I choose to embrace this challenge because it underscores the truth of the matter – that this idea of a crisp and neat conclusion is a human fabrication altogether. We seek closure so badly because the reality is that it often eludes us in real life, pandemic or not. To lead people in this environment demands that we accept uncertainty as the constant, and that most of the time we are the variable. Leading people is all about showing up in the midst of uncertainty – again and again – showing up reliably in an unreliable world.

While part of accepting a world in flux means adapting to change with agility, pivoting and course correcting along the way, an equally important part of being an effective leader in times of crisis is learning how to be a force in opposition to uncertainty, something sturdy and solid; it means understanding that we must find virtues we can embody with steadiness, behaviors that do not change (no matter what swirls around us). If we can’t give people closure, to lead effectively, we must give them consistency.

How > What

To be a stabilizing force in the new year of this extended crisis, I strongly encourage leaders to focus on managing the “how” more than the “what.” Mostly, we can’t control the “what” – what happens around us and in the world. But we can control the “how” – how we respond, how we treat people, how we navigate the good times and the bad.
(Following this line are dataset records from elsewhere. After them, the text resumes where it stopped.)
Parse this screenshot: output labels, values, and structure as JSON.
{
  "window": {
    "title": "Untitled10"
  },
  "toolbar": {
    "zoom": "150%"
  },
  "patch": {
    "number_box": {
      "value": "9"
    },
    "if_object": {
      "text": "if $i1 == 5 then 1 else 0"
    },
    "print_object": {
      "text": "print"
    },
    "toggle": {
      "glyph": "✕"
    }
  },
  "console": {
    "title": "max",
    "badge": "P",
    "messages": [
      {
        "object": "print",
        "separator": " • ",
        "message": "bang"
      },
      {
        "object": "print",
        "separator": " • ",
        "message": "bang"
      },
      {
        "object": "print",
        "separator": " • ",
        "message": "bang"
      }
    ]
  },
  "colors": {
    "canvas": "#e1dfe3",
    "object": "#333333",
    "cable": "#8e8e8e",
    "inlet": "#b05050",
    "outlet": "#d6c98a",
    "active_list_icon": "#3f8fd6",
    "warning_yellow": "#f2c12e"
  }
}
The best way to manage the “how” boils down to putting people first, repeatedly, no matter the crisis or climate. Create a reservoir of goodwill. Anchor all leadership behaviors in honoring others, treating them with civility, and respecting them as human beings. They should know what you expect of them, and what they can expect from you; they should be able to trust you; they should feel secure that you will treat them with dignity even as the storm clouds gather.

Here are seven simple tenets in service to a commitment to honoring people. Internalize them and act on them regularly, dependably, and people will learn to trust that you are managing the “how” to the very best of your ability.
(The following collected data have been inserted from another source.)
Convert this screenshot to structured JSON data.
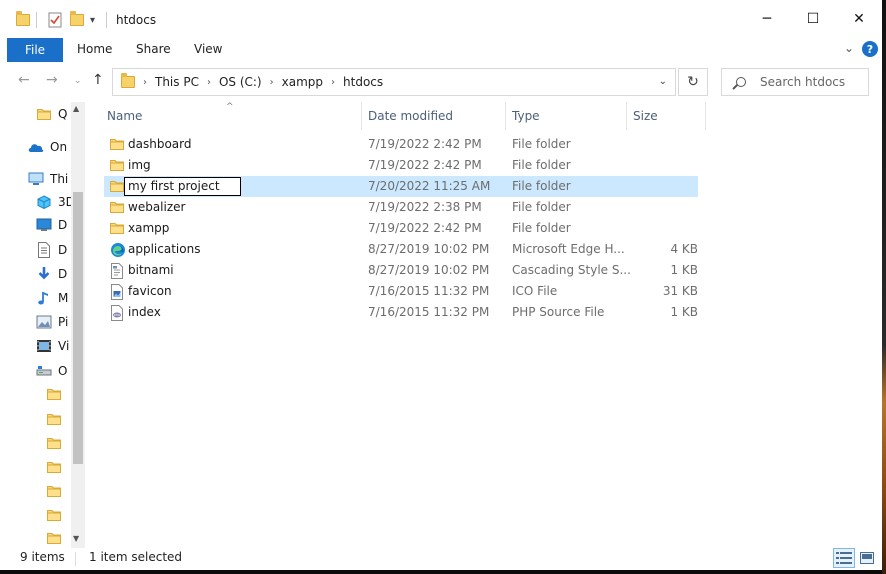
{
  "window": {
    "title": "htdocs",
    "controls": {
      "minimize": "─",
      "maximize": "☐",
      "close": "✕"
    }
  },
  "ribbon": {
    "file": "File",
    "tabs": [
      "Home",
      "Share",
      "View"
    ]
  },
  "address": {
    "crumbs": [
      "This PC",
      "OS (C:)",
      "xampp",
      "htdocs"
    ],
    "search_placeholder": "Search htdocs"
  },
  "nav_pane": {
    "items": [
      {
        "label": "Q",
        "icon": "folder-icon"
      },
      {
        "label": "On",
        "icon": "onedrive-icon"
      },
      {
        "label": "Thi",
        "icon": "pc-icon"
      },
      {
        "label": "3D",
        "icon": "3d-objects-icon"
      },
      {
        "label": "D",
        "icon": "desktop-icon"
      },
      {
        "label": "D",
        "icon": "documents-icon"
      },
      {
        "label": "D",
        "icon": "downloads-icon"
      },
      {
        "label": "M",
        "icon": "music-icon"
      },
      {
        "label": "Pi",
        "icon": "pictures-icon"
      },
      {
        "label": "Vi",
        "icon": "videos-icon"
      },
      {
        "label": "O",
        "icon": "drive-icon"
      },
      {
        "label": "",
        "icon": "folder-icon"
      },
      {
        "label": "",
        "icon": "folder-icon"
      },
      {
        "label": "",
        "icon": "folder-icon"
      },
      {
        "label": "",
        "icon": "folder-icon"
      },
      {
        "label": "",
        "icon": "folder-icon"
      },
      {
        "label": "",
        "icon": "folder-icon"
      },
      {
        "label": "",
        "icon": "folder-icon"
      }
    ]
  },
  "columns": {
    "name": "Name",
    "date": "Date modified",
    "type": "Type",
    "size": "Size"
  },
  "files": [
    {
      "name": "dashboard",
      "date": "7/19/2022 2:42 PM",
      "type": "File folder",
      "size": "",
      "icon": "folder-icon"
    },
    {
      "name": "img",
      "date": "7/19/2022 2:42 PM",
      "type": "File folder",
      "size": "",
      "icon": "folder-icon"
    },
    {
      "name": "my first project",
      "date": "7/20/2022 11:25 AM",
      "type": "File folder",
      "size": "",
      "icon": "folder-icon",
      "selected": true,
      "renaming": true
    },
    {
      "name": "webalizer",
      "date": "7/19/2022 2:38 PM",
      "type": "File folder",
      "size": "",
      "icon": "folder-icon"
    },
    {
      "name": "xampp",
      "date": "7/19/2022 2:42 PM",
      "type": "File folder",
      "size": "",
      "icon": "folder-icon"
    },
    {
      "name": "applications",
      "date": "8/27/2019 10:02 PM",
      "type": "Microsoft Edge H...",
      "size": "4 KB",
      "icon": "edge-icon"
    },
    {
      "name": "bitnami",
      "date": "8/27/2019 10:02 PM",
      "type": "Cascading Style S...",
      "size": "1 KB",
      "icon": "css-file-icon"
    },
    {
      "name": "favicon",
      "date": "7/16/2015 11:32 PM",
      "type": "ICO File",
      "size": "31 KB",
      "icon": "ico-file-icon"
    },
    {
      "name": "index",
      "date": "7/16/2015 11:32 PM",
      "type": "PHP Source File",
      "size": "1 KB",
      "icon": "php-file-icon"
    }
  ],
  "status": {
    "count": "9 items",
    "selection": "1 item selected"
  },
  "colors": {
    "accent": "#1a6fc9",
    "selection": "#cce8ff",
    "folder": "#f7d26a"
  }
}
  1. As a leader, you must be simultaneously tough-minded on standards of performance and tender-hearted with people.
  2. It is unrealistic for you to expect extraordinary effort and performance in an enduring way without creating an environment in which people feel extraordinarily valued.
  3. “Thank you” does not go without saying. Express your thanks for contributions of significance earnestly and often.
  4. In leadership, particularly in a crisis, the “soft” stuff is the “hard” stuff. Often, EQ trumps IQ.
  5. Clarity is next to godliness. The more unclear the circumstances, the clearer your communication must be.
  6. Borrowing one from Stephen Covey, you should: “Seek first to understand, then to be understood.”
  7. Borrowing another one, from Conan O’Brien: “Work hard, be kind, and amazing things will happen.”
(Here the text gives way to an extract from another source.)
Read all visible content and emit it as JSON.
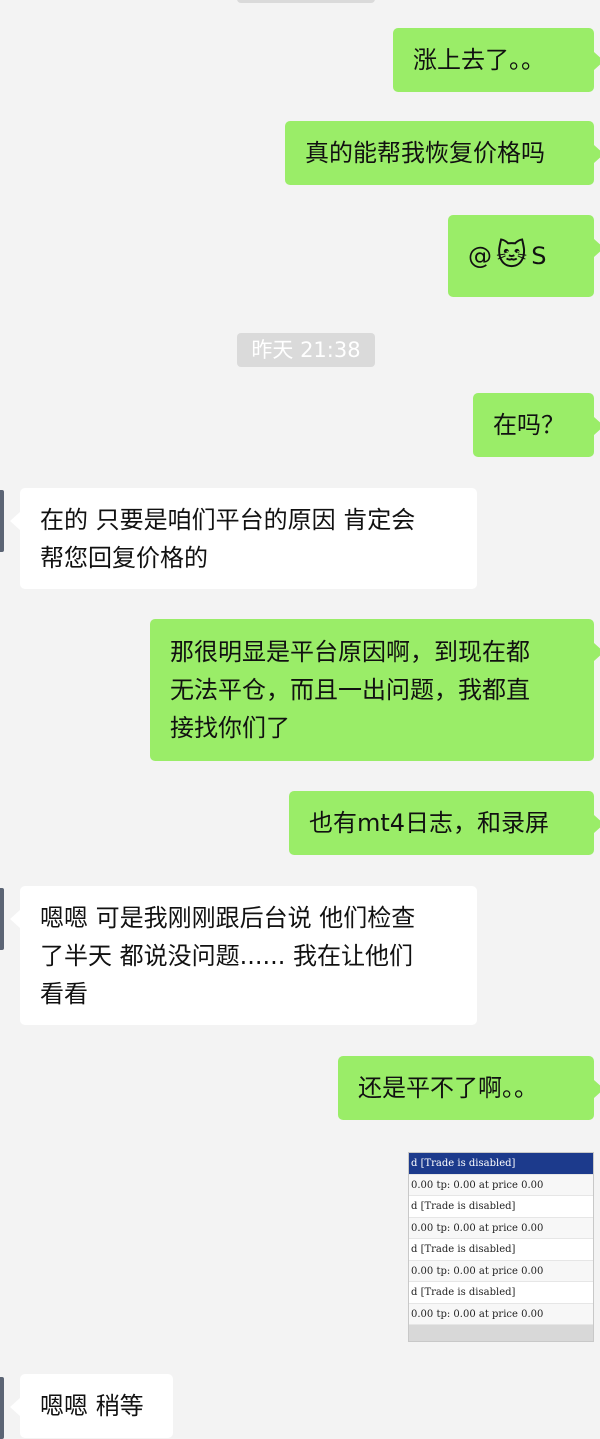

Observing these tenets is a way of showing thanks to the people with whom we live and work. It reminds us that the virtue we so often celebrate at the end of the year – gratitude – is active, not passive; more than a feeling, gratitude requires behaviors and action. It doesn’t happen by accident. It requires intention and discipline. The more we anchor our actions in honoring people, the more we prove our credibility amidst catastrophe, our reliability amidst volatility.

When people can’t count on closure (and they can’t), let them count on you. If you are intentional with your leadership, leveraging timeless leadership practices and forming habits around honoring people, you can become that beacon of solidarity and certainty people are seeking – the constant among the ceaseless variables – the port in the storm.